The Union government’s rejection of the study shows the opposite—Indians are scrambling to point out that it is ludicrous that India is considered more dangerous than countries ranked below it, with the acting chairperson of the National Commission for Women stating that “the countries that have been ranked after India have women who are not even allowed to speak in public”.
The irony is not lost in India, where the intersections of class, caste, geography, colour, religion, profession and other identities with gender produce a multitude of dangerous situations for women. While the Union government has made some important strides in this direction, there is a lot to be done. People in public office, and society at large, must be stopped from victim-blaming and shaming, and police and judicial officers must be trained to respond effectively and sensitively to complaints of sexual violence.

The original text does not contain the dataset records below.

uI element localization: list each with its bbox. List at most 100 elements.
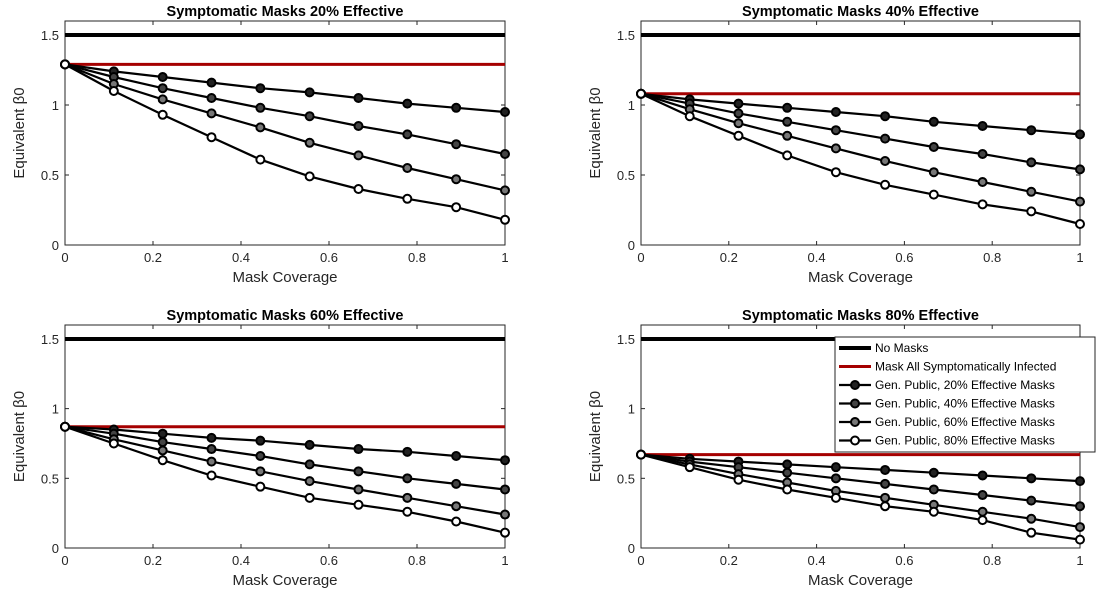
y-tick-label: 0.5 (41, 471, 59, 486)
data-point (880, 478, 891, 489)
y-tick-label: 0 (52, 541, 59, 556)
y-tick-label: 0 (628, 238, 635, 253)
data-point (977, 149, 988, 159)
series-line-2 (64, 425, 506, 491)
data-point (255, 466, 266, 477)
data-point (684, 111, 695, 122)
data-point (353, 466, 364, 477)
data-point (1026, 157, 1037, 168)
legend-label: Gen. Public, 80% Effective Masks (875, 434, 1055, 448)
data-point (500, 214, 510, 225)
data-point (255, 154, 266, 165)
y-tick-label: 1.5 (617, 28, 635, 43)
series-line-1 (640, 453, 1081, 483)
data-point (880, 179, 891, 190)
legend-label: Mask All Symptomatically Infected (875, 360, 1056, 374)
data-point (157, 83, 168, 94)
data-point (880, 501, 891, 512)
data-point (108, 438, 119, 449)
data-point (782, 116, 793, 127)
data-point (206, 456, 217, 467)
data-point (304, 439, 315, 450)
data-point (206, 108, 217, 119)
y-tick-label: 0.5 (617, 471, 635, 486)
y-tick-label: 1 (628, 402, 635, 417)
series-line-4 (640, 92, 1081, 226)
data-point (500, 484, 510, 495)
data-point (733, 118, 744, 129)
y-axis-label: Equivalent β0 (11, 391, 28, 482)
data-point (977, 199, 988, 210)
chart-title: Symptomatic Masks 20% Effective (167, 4, 404, 20)
data-point (977, 506, 988, 517)
data-point (157, 445, 168, 456)
legend-entry-1: No Masks (839, 341, 928, 355)
x-tick-label: 1 (501, 553, 508, 568)
legend-label: Gen. Public, 60% Effective Masks (875, 415, 1055, 429)
data-point (928, 167, 939, 178)
data-point (500, 509, 510, 520)
x-tick-label: 0 (61, 553, 68, 568)
data-point (830, 473, 841, 484)
data-point (1075, 129, 1085, 140)
data-point (684, 462, 695, 473)
data-point (636, 449, 646, 460)
data-point (880, 464, 891, 475)
data-point (304, 87, 315, 98)
data-point (157, 94, 168, 105)
data-point (830, 125, 841, 136)
data-point (353, 121, 364, 131)
y-axis-label: Equivalent β0 (11, 87, 28, 178)
data-point (353, 499, 364, 510)
data-point (157, 437, 168, 448)
data-point (1075, 476, 1085, 487)
legend-marker (850, 380, 860, 390)
data-point (304, 111, 315, 122)
data-point (1026, 473, 1037, 484)
y-tick-label: 0.5 (41, 168, 59, 183)
data-point (157, 72, 168, 82)
x-axis-label: Mask Coverage (808, 572, 913, 589)
legend-label: Gen. Public, 40% Effective Masks (875, 397, 1055, 411)
plot-area (64, 324, 506, 549)
series-line-4 (64, 63, 506, 221)
series-line-3 (640, 92, 1081, 203)
legend: No Masks Mask All Symptomatically Infecte… (834, 336, 1096, 453)
data-point (1075, 196, 1085, 207)
data-point (353, 184, 364, 194)
data-point (880, 156, 891, 166)
y-tick-label: 1 (628, 98, 635, 113)
data-point (733, 130, 744, 141)
data-point (1026, 125, 1037, 136)
data-point (830, 492, 841, 503)
x-tick-label: 0.8 (983, 553, 1001, 568)
data-point (60, 421, 70, 432)
data-point (880, 133, 891, 144)
series-line-1 (640, 92, 1081, 136)
data-point (402, 473, 413, 484)
data-point (928, 142, 939, 152)
data-point (206, 132, 217, 143)
data-point (353, 150, 364, 161)
series-line-4 (64, 425, 506, 534)
series-line-3 (640, 453, 1081, 529)
legend-marker (850, 435, 860, 446)
x-tick-label: 0.4 (232, 250, 250, 265)
data-point (500, 107, 510, 117)
x-tick-label: 0.2 (144, 553, 162, 568)
data-point (928, 506, 939, 517)
legend-entry-2: Mask All Symptomatically Infected (839, 360, 1056, 374)
x-tick-label: 0.4 (808, 250, 826, 265)
x-tick-label: 0 (61, 250, 68, 265)
x-axis-label: Mask Coverage (232, 269, 337, 286)
data-point (402, 506, 413, 517)
data-point (402, 446, 413, 457)
data-point (1026, 206, 1037, 217)
x-tick-label: 0.4 (232, 553, 250, 568)
data-point (353, 444, 364, 455)
data-point (1026, 186, 1037, 197)
data-point (928, 484, 939, 495)
x-tick-label: 1 (1076, 553, 1083, 568)
data-point (206, 470, 217, 481)
data-point (928, 116, 939, 127)
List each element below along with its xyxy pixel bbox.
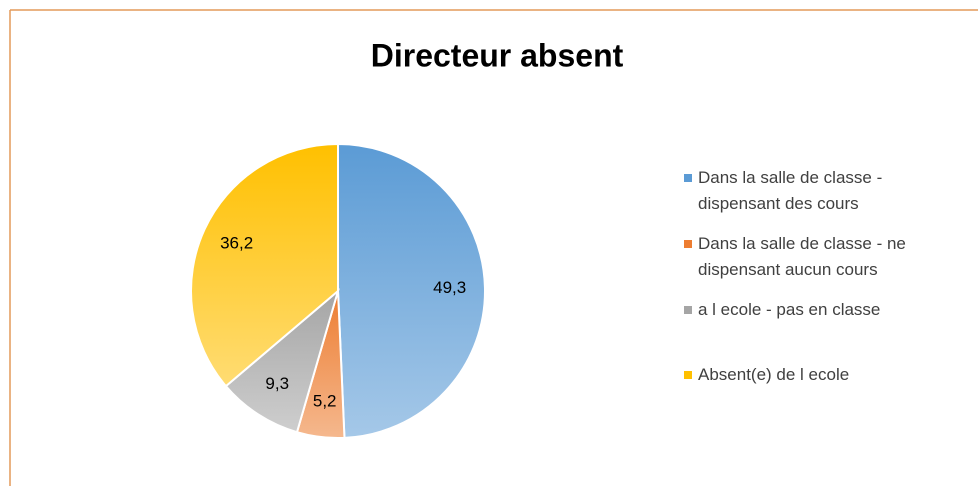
legend-swatch [684, 306, 692, 314]
data-label: 36,2 [220, 234, 253, 253]
pie-slice [190, 142, 339, 388]
pie-slice [337, 142, 486, 439]
legend-label: a l ecole - pas en classe [698, 300, 881, 319]
legend-label: Dans la salle de classe - dispensant des… [698, 168, 883, 213]
legend-swatch [684, 371, 692, 379]
legend-swatch [684, 174, 692, 182]
legend-swatch [684, 240, 692, 248]
data-label: 5,2 [313, 391, 337, 410]
data-label: 49,3 [433, 278, 466, 297]
chart-title: Directeur absent [371, 37, 624, 73]
pie-slice [224, 288, 340, 434]
legend-label: Dans la salle de classe - ne dispensant … [698, 234, 906, 279]
legend-label: Absent(e) de l ecole [698, 365, 850, 384]
data-label: 9,3 [265, 374, 289, 393]
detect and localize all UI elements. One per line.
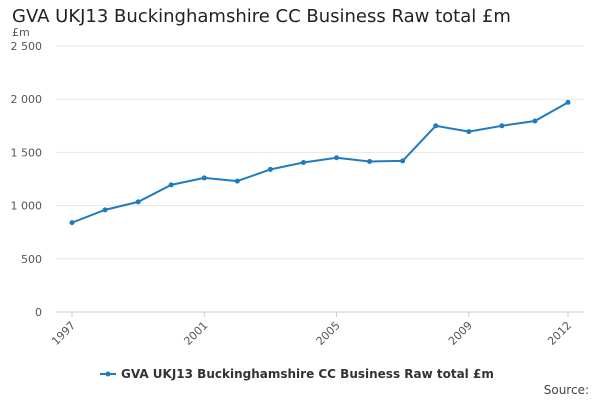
gridlines (56, 45, 584, 313)
data-point[interactable] (433, 123, 439, 129)
y-tick-label: 500 (21, 253, 42, 266)
legend-entry-label: GVA UKJ13 Buckinghamshire CC Business Ra… (121, 367, 494, 381)
x-tick-label: 1997 (49, 319, 78, 348)
data-point[interactable] (234, 178, 240, 184)
data-point[interactable] (201, 175, 207, 181)
x-tick-label: 2001 (181, 319, 210, 348)
x-tick-label: 2009 (446, 319, 475, 348)
data-point[interactable] (168, 182, 174, 188)
y-unit-label: £m (12, 26, 30, 39)
x-axis-tick-labels: 1997 2001 2005 2009 2012 (49, 312, 574, 348)
series-group (69, 99, 571, 226)
data-point[interactable] (102, 207, 108, 213)
y-axis-tick-labels: 0 500 1 000 1 500 2 000 2 500 (11, 40, 43, 319)
chart-title: GVA UKJ13 Buckinghamshire CC Business Ra… (12, 6, 511, 27)
y-tick-label: 0 (35, 306, 42, 319)
data-point[interactable] (69, 220, 75, 226)
y-tick-label: 1 000 (11, 200, 43, 213)
data-point[interactable] (300, 160, 306, 166)
legend-swatch-marker (105, 371, 111, 377)
data-point[interactable] (532, 118, 538, 124)
data-point[interactable] (565, 99, 571, 105)
data-point[interactable] (267, 166, 273, 172)
y-tick-label: 2 000 (11, 93, 43, 106)
legend[interactable]: GVA UKJ13 Buckinghamshire CC Business Ra… (100, 367, 494, 381)
data-point[interactable] (400, 158, 406, 164)
series-line (71, 101, 569, 224)
y-tick-label: 2 500 (11, 40, 43, 53)
x-tick-label: 2012 (545, 319, 574, 348)
data-point[interactable] (334, 155, 340, 161)
y-tick-label: 1 500 (11, 146, 43, 159)
x-tick-label: 2005 (314, 319, 343, 348)
data-point[interactable] (466, 129, 472, 135)
data-point[interactable] (135, 199, 141, 205)
source-label: Source: (544, 383, 589, 397)
data-point[interactable] (367, 158, 373, 164)
data-point[interactable] (499, 123, 505, 129)
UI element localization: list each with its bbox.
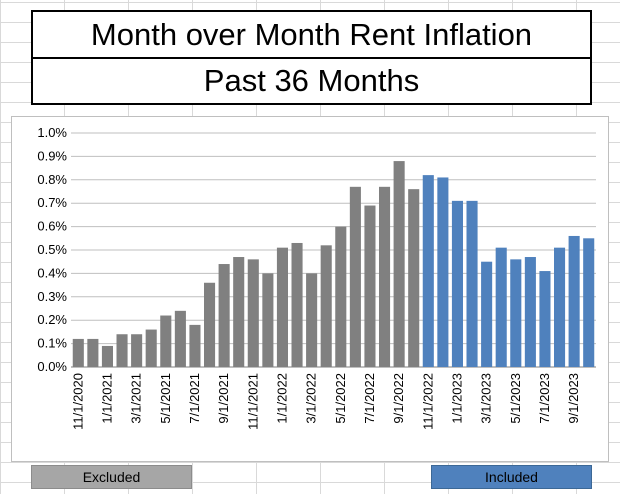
bar-2-1-2023 [466, 200, 478, 367]
bar-4-1-2022 [320, 245, 332, 367]
x-tick-label: 7/1/2023 [537, 373, 552, 424]
bar-10-1-2021 [233, 257, 245, 367]
bar-7-1-2021 [189, 324, 201, 367]
x-tick-label: 11/1/2020 [70, 373, 85, 430]
x-tick-label: 5/1/2022 [333, 373, 348, 424]
y-tick-label: 0.6% [37, 219, 67, 234]
bar-8-1-2021 [204, 282, 216, 367]
bar-9-1-2023 [568, 235, 580, 367]
y-tick-label: 0.5% [37, 242, 67, 257]
x-tick-label: 11/1/2021 [245, 373, 260, 430]
y-tick-label: 1.0% [37, 125, 67, 140]
bar-3-1-2023 [481, 261, 493, 367]
bar-9-1-2022 [393, 161, 405, 367]
bar-8-1-2023 [554, 247, 566, 367]
y-tick-label: 0.4% [37, 265, 67, 280]
legend-included: Included [431, 465, 592, 489]
y-tick-label: 0.2% [37, 312, 67, 327]
bar-1-1-2023 [451, 200, 463, 367]
bar-6-1-2023 [524, 257, 536, 367]
y-tick-label: 0.8% [37, 172, 67, 187]
bar-7-1-2023 [539, 271, 551, 367]
bar-3-1-2022 [306, 273, 318, 367]
bar-11-1-2022 [422, 175, 434, 367]
x-tick-label: 7/1/2021 [187, 373, 202, 424]
legend-excluded-label: Excluded [82, 469, 141, 485]
bar-10-1-2023 [583, 238, 595, 367]
legend-included-label: Included [485, 469, 538, 485]
y-tick-label: 0.0% [37, 359, 67, 374]
bar-3-1-2021 [131, 334, 143, 367]
x-tick-label: 9/1/2022 [391, 373, 406, 424]
chart-title: Month over Month Rent Inflation [31, 10, 592, 60]
x-tick-label: 3/1/2023 [479, 373, 494, 424]
bar-10-1-2022 [408, 189, 420, 367]
bar-4-1-2021 [145, 329, 157, 367]
bar-11-1-2021 [247, 259, 259, 367]
bar-6-1-2021 [174, 310, 186, 367]
bar-5-1-2021 [160, 315, 172, 367]
x-tick-label: 9/1/2021 [216, 373, 231, 424]
x-tick-label: 5/1/2023 [508, 373, 523, 424]
bar-12-1-2020 [87, 338, 99, 367]
x-tick-label: 11/1/2022 [420, 373, 435, 430]
bar-5-1-2022 [335, 226, 347, 367]
x-tick-label: 5/1/2021 [158, 373, 173, 424]
bar-9-1-2021 [218, 264, 230, 367]
y-tick-label: 0.9% [37, 148, 67, 163]
y-tick-label: 0.1% [37, 336, 67, 351]
bar-6-1-2022 [349, 186, 361, 367]
y-tick-label: 0.3% [37, 289, 67, 304]
bar-1-1-2021 [101, 345, 113, 367]
bar-8-1-2022 [379, 186, 391, 367]
chart-subtitle: Past 36 Months [31, 57, 592, 105]
bar-2-1-2021 [116, 334, 128, 367]
bar-7-1-2022 [364, 205, 376, 367]
x-tick-label: 3/1/2022 [304, 373, 319, 424]
bar-chart: 0.0% 0.1% 0.2% 0.3% 0.4% 0.5% 0.6% 0.7% 0.8% 0.9%… [37, 125, 596, 430]
bar-4-1-2023 [495, 247, 507, 367]
legend-excluded: Excluded [31, 465, 192, 489]
x-tick-label: 1/1/2022 [274, 373, 289, 424]
bar-12-1-2022 [437, 177, 449, 367]
y-tick-label: 0.7% [37, 195, 67, 210]
bar-11-1-2020 [72, 338, 84, 367]
bar-1-1-2022 [276, 247, 288, 367]
x-tick-label: 7/1/2022 [362, 373, 377, 424]
chart-area[interactable]: 0.0% 0.1% 0.2% 0.3% 0.4% 0.5% 0.6% 0.7% 0.8% 0.9%… [11, 116, 609, 462]
x-tick-label: 1/1/2021 [99, 373, 114, 424]
x-tick-label: 1/1/2023 [449, 373, 464, 424]
x-tick-label: 3/1/2021 [129, 373, 144, 424]
bar-12-1-2021 [262, 273, 274, 367]
bar-2-1-2022 [291, 242, 303, 367]
x-tick-label: 9/1/2023 [566, 373, 581, 424]
bar-5-1-2023 [510, 259, 522, 367]
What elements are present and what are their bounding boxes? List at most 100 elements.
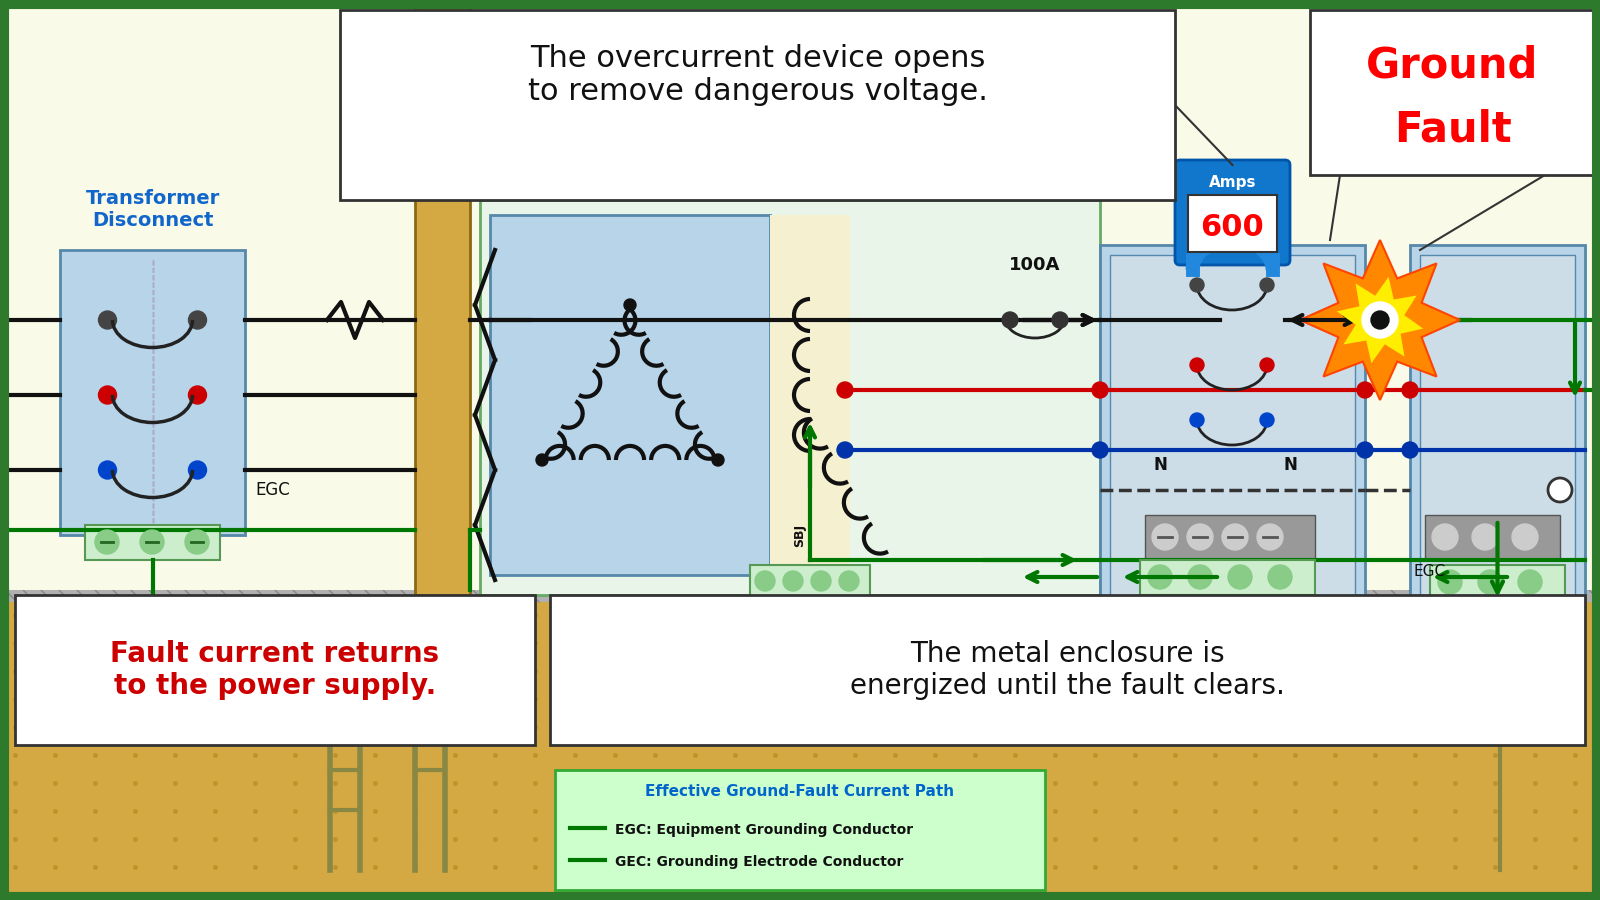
- Circle shape: [1149, 565, 1171, 589]
- Bar: [320, 605, 370, 675]
- Bar: [1110, 255, 1355, 600]
- Bar: [480, 200, 1101, 595]
- Circle shape: [141, 530, 165, 554]
- Circle shape: [1512, 524, 1538, 550]
- Circle shape: [1190, 278, 1205, 292]
- Text: Disconnect: Disconnect: [1176, 641, 1288, 659]
- Bar: [1310, 10, 1595, 175]
- Circle shape: [94, 530, 118, 554]
- Circle shape: [755, 571, 774, 591]
- Circle shape: [1190, 413, 1205, 427]
- Text: The overcurrent device opens
to remove dangerous voltage.: The overcurrent device opens to remove d…: [528, 44, 987, 106]
- Text: Amps: Amps: [1208, 176, 1256, 191]
- Circle shape: [186, 530, 210, 554]
- Circle shape: [1357, 382, 1373, 398]
- Circle shape: [536, 454, 547, 466]
- Text: 600: 600: [1200, 212, 1264, 241]
- Circle shape: [837, 442, 853, 458]
- Circle shape: [99, 311, 117, 329]
- Text: Transformer: Transformer: [718, 172, 862, 192]
- Bar: [5, 590, 1595, 895]
- Circle shape: [1261, 278, 1274, 292]
- Circle shape: [1472, 524, 1498, 550]
- Bar: [5, 590, 1595, 602]
- Circle shape: [1053, 312, 1069, 328]
- Text: Fault current returns
to the power supply.: Fault current returns to the power suppl…: [110, 640, 440, 700]
- Circle shape: [1261, 413, 1274, 427]
- Text: The metal enclosure is
energized until the fault clears.: The metal enclosure is energized until t…: [850, 640, 1285, 700]
- Circle shape: [1152, 524, 1178, 550]
- Bar: [1426, 515, 1560, 560]
- Circle shape: [1438, 570, 1462, 594]
- Circle shape: [1362, 302, 1398, 338]
- Bar: [555, 770, 1045, 890]
- Bar: [1430, 565, 1565, 600]
- Bar: [1101, 245, 1365, 610]
- Text: N: N: [1154, 456, 1166, 474]
- Circle shape: [1091, 382, 1107, 398]
- Circle shape: [1432, 524, 1458, 550]
- Circle shape: [1402, 382, 1418, 398]
- Circle shape: [99, 386, 117, 404]
- Bar: [550, 595, 1586, 745]
- Text: Ground: Ground: [1366, 44, 1539, 86]
- FancyBboxPatch shape: [1174, 160, 1290, 265]
- Text: Panel: Panel: [1470, 639, 1525, 657]
- Text: Fault: Fault: [1394, 109, 1512, 151]
- Bar: [85, 525, 221, 560]
- Bar: [490, 215, 770, 575]
- Bar: [414, 5, 470, 595]
- Circle shape: [1091, 442, 1107, 458]
- Circle shape: [1549, 478, 1571, 502]
- Circle shape: [1002, 312, 1018, 328]
- Bar: [339, 10, 1174, 200]
- Circle shape: [1258, 524, 1283, 550]
- Text: GEC: GEC: [794, 608, 826, 623]
- Text: N: N: [1283, 456, 1298, 474]
- Bar: [5, 5, 1595, 590]
- Bar: [1139, 560, 1315, 595]
- Text: Effective Ground-Fault Current Path: Effective Ground-Fault Current Path: [645, 785, 955, 799]
- Bar: [1187, 195, 1277, 252]
- Circle shape: [624, 299, 637, 311]
- Text: EGC: EGC: [1414, 564, 1446, 580]
- Circle shape: [189, 386, 206, 404]
- Bar: [14, 595, 534, 745]
- Circle shape: [1229, 565, 1251, 589]
- Circle shape: [1187, 524, 1213, 550]
- Circle shape: [1261, 358, 1274, 372]
- Text: SBJ: SBJ: [794, 524, 806, 546]
- Circle shape: [1187, 565, 1213, 589]
- Circle shape: [712, 454, 723, 466]
- Text: EGC: EGC: [254, 481, 290, 499]
- Circle shape: [1267, 565, 1293, 589]
- Bar: [1410, 245, 1586, 610]
- Circle shape: [1371, 311, 1389, 329]
- Circle shape: [1518, 570, 1542, 594]
- Bar: [750, 565, 870, 597]
- Text: Transformer
Disconnect: Transformer Disconnect: [85, 190, 219, 230]
- Text: GEC: Grounding Electrode Conductor: GEC: Grounding Electrode Conductor: [614, 855, 904, 869]
- Circle shape: [837, 382, 853, 398]
- Circle shape: [838, 571, 859, 591]
- Bar: [315, 598, 374, 613]
- Polygon shape: [1299, 240, 1459, 400]
- Circle shape: [811, 571, 830, 591]
- Text: 100A: 100A: [1010, 256, 1061, 274]
- Bar: [1146, 515, 1315, 560]
- Polygon shape: [770, 215, 850, 575]
- Polygon shape: [1338, 277, 1422, 364]
- Circle shape: [1190, 358, 1205, 372]
- Circle shape: [1357, 442, 1373, 458]
- Text: SSBJ: SSBJ: [1133, 618, 1168, 632]
- Circle shape: [99, 461, 117, 479]
- Circle shape: [1222, 524, 1248, 550]
- Circle shape: [1478, 570, 1502, 594]
- Circle shape: [782, 571, 803, 591]
- Circle shape: [189, 461, 206, 479]
- Circle shape: [1402, 442, 1418, 458]
- Bar: [1421, 255, 1574, 600]
- Bar: [61, 250, 245, 535]
- Text: EGC: Equipment Grounding Conductor: EGC: Equipment Grounding Conductor: [614, 823, 914, 837]
- Circle shape: [189, 311, 206, 329]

There are enough ways to tackle the issue—claiming that we are not as bad as Syria is not one of them.
The foundation needs to devote its resources to empirical research based on sound, rigorous methodology, with an intent to find solutions. What the poll does is to reduce this issue to a vacuous ranking dripping with biases, with information that cannot be used for action.
While India was right to dismiss this poll, it is also trying to prove that we are shining in comparison, when it should be acknowledging the absolute seriousness of the issue and applying its mind to find solutions.
This is not a competition.
Children and people are being raped and killed all around the world. We live in a hyper-masculine, patriarchal society where gender norms and gender roles abound, and our bodies are sexualized before we know it. This happens across cultures, across nations, across borders. This is a global, universal issue and countries must join hands in trying to find solutions. By refusing to acknowledge this, we are refusing to acknowledge the lived realities of millions of people around the world.
Urmila Pullat is a lawyer who runs the India desk for the Asian Human Rights Commission (Hong Kong), and is also the founder-editor of the How Revealing website, an online repository of experiences of gender-based violence.